Even here, however, I think it’s a great pity they argue their case in such high blown terms – as defenders of liberty. I won’t go into the detail I’d like to here, but to cut to the chase, one is at liberty to do things that don’t harm others, and during a pandemic one’s social distancing is precisely and predominantly in order to minimise harm to others. Would lockdowns be an offence to liberty if the virus killed 10% or 20% of the people it infected?
Wider considerations matter because, with lockdowns being as stupendously costly as they are, if one does them, it’s insane not to do them properly. Australia acted early and locked down effectively though as we know now, incompetence in Victoria’s hotel quarantine and protecting its health workers led to a second wave. As the culture wars began, the COVID yo-yo was born. Fortunately, the Victorian government stuck to its guns and was conservative in scaling down the lockdown as business ramped up the vitriol.
The populations of Britain, Europe and the US weren’t so lucky, as lockdowns were imposed late, reluctantly and often ended too soon.
Similar culture wars rather than careful thinking are replicated endlessly.
Initially, almost all governments around the world followed the World Health Organisation’s catastrophic advice against face masks. This continued until it became unviable – which it did for the Victorian government in its second wave. Having eschewed mandated masks even on public transport, the Victorian government then went all in and mandated mask-wearing in deserted parks.
Meanwhile, elsewhere in Australia masks aren’t required even in high-risk situations. NSW’s premier begs citizens to wear masks on public transport but doesn’t mandate it. This pattern is repeated again and again. Masks are made into a civil liberties issue rather than a temporary public health safety measure.
Google and Apple have good technology for tracing contacts whilst protecting privacy. Instead, the federal government spends millions on an energy-hungry but useless app. They then make it voluntary. We should use Apple and Google technology and mandate strict privacy protections including deletion of all data after say 45 days as a requirement of taking public transport or eating in a restaurant.

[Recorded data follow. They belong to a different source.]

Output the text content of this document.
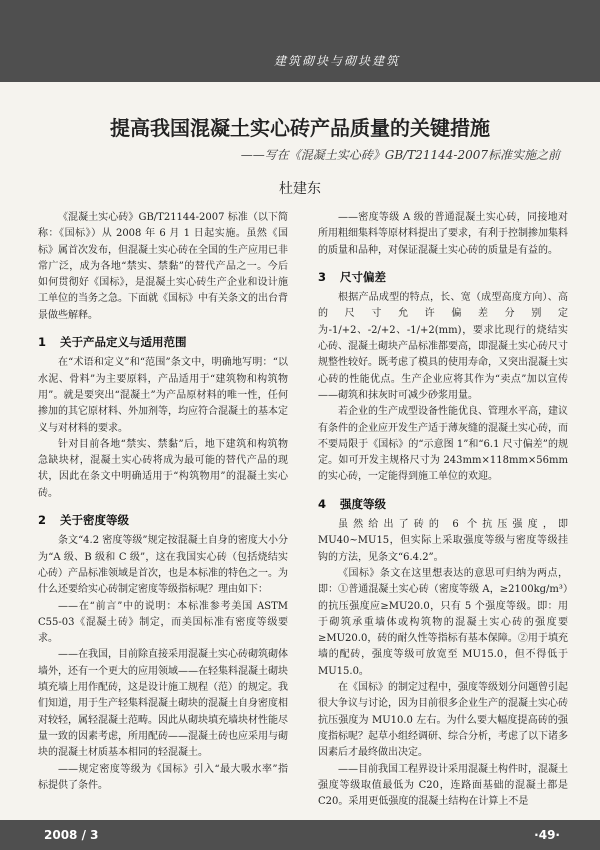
建筑砌块与砌块建筑
提高我国混凝土实心砖产品质量的关键措施
——写在《混凝土实心砖》GB/T21144-2007标准实施之前
杜建东

《混凝土实心砖》GB/T21144-2007 标准（以下简称：《国标》）从 2008 年 6 月 1 日起实施。虽然《国标》属首次发布，但混凝土实心砖在全国的生产应用已非常广泛，成为各地“禁实、禁黏”的替代产品之一。今后如何贯彻好《国标》，是混凝土实心砖生产企业和设计施工单位的当务之急。下面就《国标》中有关条文的出台背景做些解释。

1 关于产品定义与适用范围

在“术语和定义”和“范围”条文中，明确地写明：“以水泥、骨料”为主要原料，产品适用于“建筑物和构筑物用”。就是要突出“混凝土”为产品原材料的唯一性，任何掺加的其它原材料、外加剂等，均应符合混凝土的基本定义与对材料的要求。

针对目前各地“禁实、禁黏”后，地下建筑和构筑物急缺块材，混凝土实心砖将成为最可能的替代产品的现状，因此在条文中明确适用于“构筑物用”的混凝土实心砖。

2 关于密度等级

条文“4.2 密度等级”规定按混凝土自身的密度大小分为“A 级、B 级和 C 级”，这在我国实心砖（包括烧结实心砖）产品标准领域是首次，也是本标准的特色之一。为什么还要给实心砖制定密度等级指标呢？理由如下：

——在“前言”中的说明：本标准参考美国 ASTM C55-03《混凝土砖》制定，而美国标准有密度等级要求。

——在我国，目前除直接采用混凝土实心砖砌筑砌体墙外，还有一个更大的应用领域——在轻集料混凝土砌块填充墙上用作配砖，这是设计施工规程（范）的规定。我们知道，用于生产轻集料混凝土砌块的混凝土自身密度相对较轻，属轻混凝土范畴。因此从砌块填充墙块材性能尽量一致的因素考虑，所用配砖——混凝土砖也应采用与砌块的混凝土材质基本相同的轻混凝土。

——规定密度等级为《国标》引入“最大吸水率”指标提供了条件。

——密度等级 A 级的普通混凝土实心砖，同接地对所用粗细集料等原材料提出了要求，有利于控制掺加集料的质量和品种，对保证混凝土实心砖的质量是有益的。

3 尺寸偏差

根据产品成型的特点，长、宽（成型高度方向）、高的尺寸允许偏差分别定为-1/+2、-2/+2、-1/+2(mm)，要求比现行的烧结实心砖、混凝土砌块产品标准都要高，即混凝土实心砖尺寸规整性较好。既考虑了模具的使用寿命，又突出混凝土实心砖的性能优点。生产企业应将其作为“卖点”加以宣传——砌筑和抹灰时可减少砂浆用量。

若企业的生产成型设备性能优良、管理水平高，建议有条件的企业应开发生产适于薄灰缝的混凝土实心砖，而不要局限于《国标》的“示意图 1”和“6.1 尺寸偏差”的规定。如可开发主规格尺寸为 243mm×118mm×56mm 的实心砖，一定能得到施工单位的欢迎。

4 强度等级

虽然给出了砖的 6 个抗压强度，即 MU40~MU15，但实际上采取强度等级与密度等级挂钩的方法，见条文“6.4.2”。

《国标》条文在这里想表达的意思可归纳为两点，即：①普通混凝土实心砖（密度等级 A，≥2100kg/m³）的抗压强度应≥MU20.0，只有 5 个强度等级。即：用于砌筑承重墙体或构筑物的混凝土实心砖的强度要≥MU20.0，砖的耐久性等指标有基本保障。②用于填充墙的配砖，强度等级可放宽至 MU15.0，但不得低于 MU15.0。

在《国标》的制定过程中，强度等级划分问题曾引起很大争议与讨论，因为目前很多企业生产的混凝土实心砖抗压强度为 MU10.0 左右。为什么要大幅度提高砖的强度指标呢？起草小组经调研、综合分析，考虑了以下诸多因素后才最终做出决定。

——目前我国工程界设计采用混凝土构件时，混凝土强度等级取值最低为 C20，连路面基础的混凝土都是 C20。采用更低强度的混凝土结构在计算上不是

2008 / 3	·49·
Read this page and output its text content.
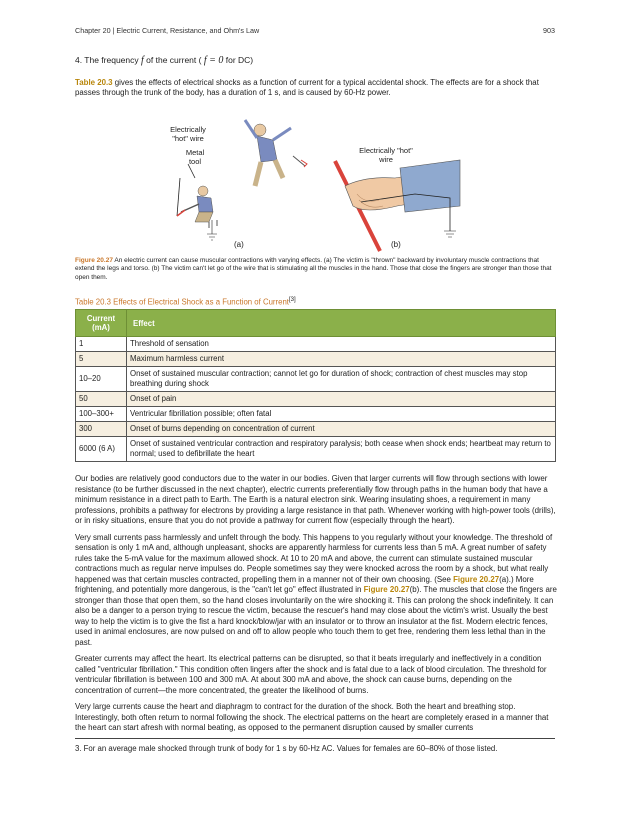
Chapter 20 | Electric Current, Resistance, and Ohm's Law	903
4. The frequency f of the current ( f = 0 for DC)
Table 20.3 gives the effects of electrical shocks as a function of current for a typical accidental shock. The effects are for a shock that passes through the trunk of the body, has a duration of 1 s, and is caused by 60-Hz power.
Electrically "hot" wire
Metal tool
Electrically "hot" wire
(a)	(b)
Figure 20.27 An electric current can cause muscular contractions with varying effects. (a) The victim is "thrown" backward by involuntary muscle contractions that extend the legs and torso. (b) The victim can't let go of the wire that is stimulating all the muscles in the hand. Those that close the fingers are stronger than those that open them.
Table 20.3 Effects of Electrical Shock as a Function of Current[3]
Current (mA)	Effect
1	Threshold of sensation
5	Maximum harmless current
10–20	Onset of sustained muscular contraction; cannot let go for duration of shock; contraction of chest muscles may stop breathing during shock
50	Onset of pain
100–300+	Ventricular fibrillation possible; often fatal
300	Onset of burns depending on concentration of current
6000 (6 A)	Onset of sustained ventricular contraction and respiratory paralysis; both cease when shock ends; heartbeat may return to normal; used to defibrillate the heart

Our bodies are relatively good conductors due to the water in our bodies. Given that larger currents will flow through sections with lower resistance (to be further discussed in the next chapter), electric currents preferentially flow through paths in the human body that have a minimum resistance in a direct path to Earth. The Earth is a natural electron sink. Wearing insulating shoes, a requirement in many professions, prohibits a pathway for electrons by providing a large resistance in that path. Whenever working with high-power tools (drills), or in risky situations, ensure that you do not provide a pathway for current flow (especially through the heart).

Very small currents pass harmlessly and unfelt through the body. This happens to you regularly without your knowledge. The threshold of sensation is only 1 mA and, although unpleasant, shocks are apparently harmless for currents less than 5 mA. A great number of safety rules take the 5-mA value for the maximum allowed shock. At 10 to 20 mA and above, the current can stimulate sustained muscular contractions much as regular nerve impulses do. People sometimes say they were knocked across the room by a shock, but what really happened was that certain muscles contracted, propelling them in a manner not of their own choosing. (See Figure 20.27(a).) More frightening, and potentially more dangerous, is the "can't let go" effect illustrated in Figure 20.27(b). The muscles that close the fingers are stronger than those that open them, so the hand closes involuntarily on the wire shocking it. This can prolong the shock indefinitely. It can also be a danger to a person trying to rescue the victim, because the rescuer's hand may close about the victim's wrist. Usually the best way to help the victim is to give the fist a hard knock/blow/jar with an insulator or to throw an insulator at the fist. Modern electric fences, used in animal enclosures, are now pulsed on and off to allow people who touch them to get free, rendering them less lethal than in the past.

Greater currents may affect the heart. Its electrical patterns can be disrupted, so that it beats irregularly and ineffectively in a condition called "ventricular fibrillation." This condition often lingers after the shock and is fatal due to a lack of blood circulation. The threshold for ventricular fibrillation is between 100 and 300 mA. At about 300 mA and above, the shock can cause burns, depending on the concentration of current—the more concentrated, the greater the likelihood of burns.

Very large currents cause the heart and diaphragm to contract for the duration of the shock. Both the heart and breathing stop. Interestingly, both often return to normal following the shock. The electrical patterns on the heart are completely erased in a manner that the heart can start afresh with normal beating, as opposed to the permanent disruption caused by smaller currents

3. For an average male shocked through trunk of body for 1 s by 60-Hz AC. Values for females are 60–80% of those listed.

Instead, in the midst of an emergency that brought on devastation to our lives and our economy, it’s political business as usual on privacy. Meanwhile, we give our data away for half a cent in the dollar to Fly-Buys or to Facebook to chat with our friends.
Movement across state borders has been marked by the same kind of binary thinking. Lockdowns have been imposed by every state and federal government at great cost. But with the second wave in full swing in Victoria, the PM pled for open state borders in the name of federation and the economy. Yet to open to an infected state would be to put all the costs of the previous lockdown at naught. Still, this is no more absurd than the equal and opposite response of state governments since, which has been to close their borders to other states even when they have similar COVID spreads to themselves.
Still, after all this, I still think the British scheme “Eat out to help out” which was a 50% subsidy for eating out deserves some kind of award. Is it the most obviously stupid government program ever devised? Predictably, it is responsible for a substantial proportion of Britain’s COVID caseload today. I wonder if they’ve considered “Mud-wrestling to help out”, or “Group Sex and Sauna to help out”?
But Eat out to help out pales into insignificance against Britain’s latest lockdown, announced amid much gnashing of culture warrior teeth, and complete with a hoped-for duration that is obviously too short for it to be effective. The worst of all worlds. Here we go again.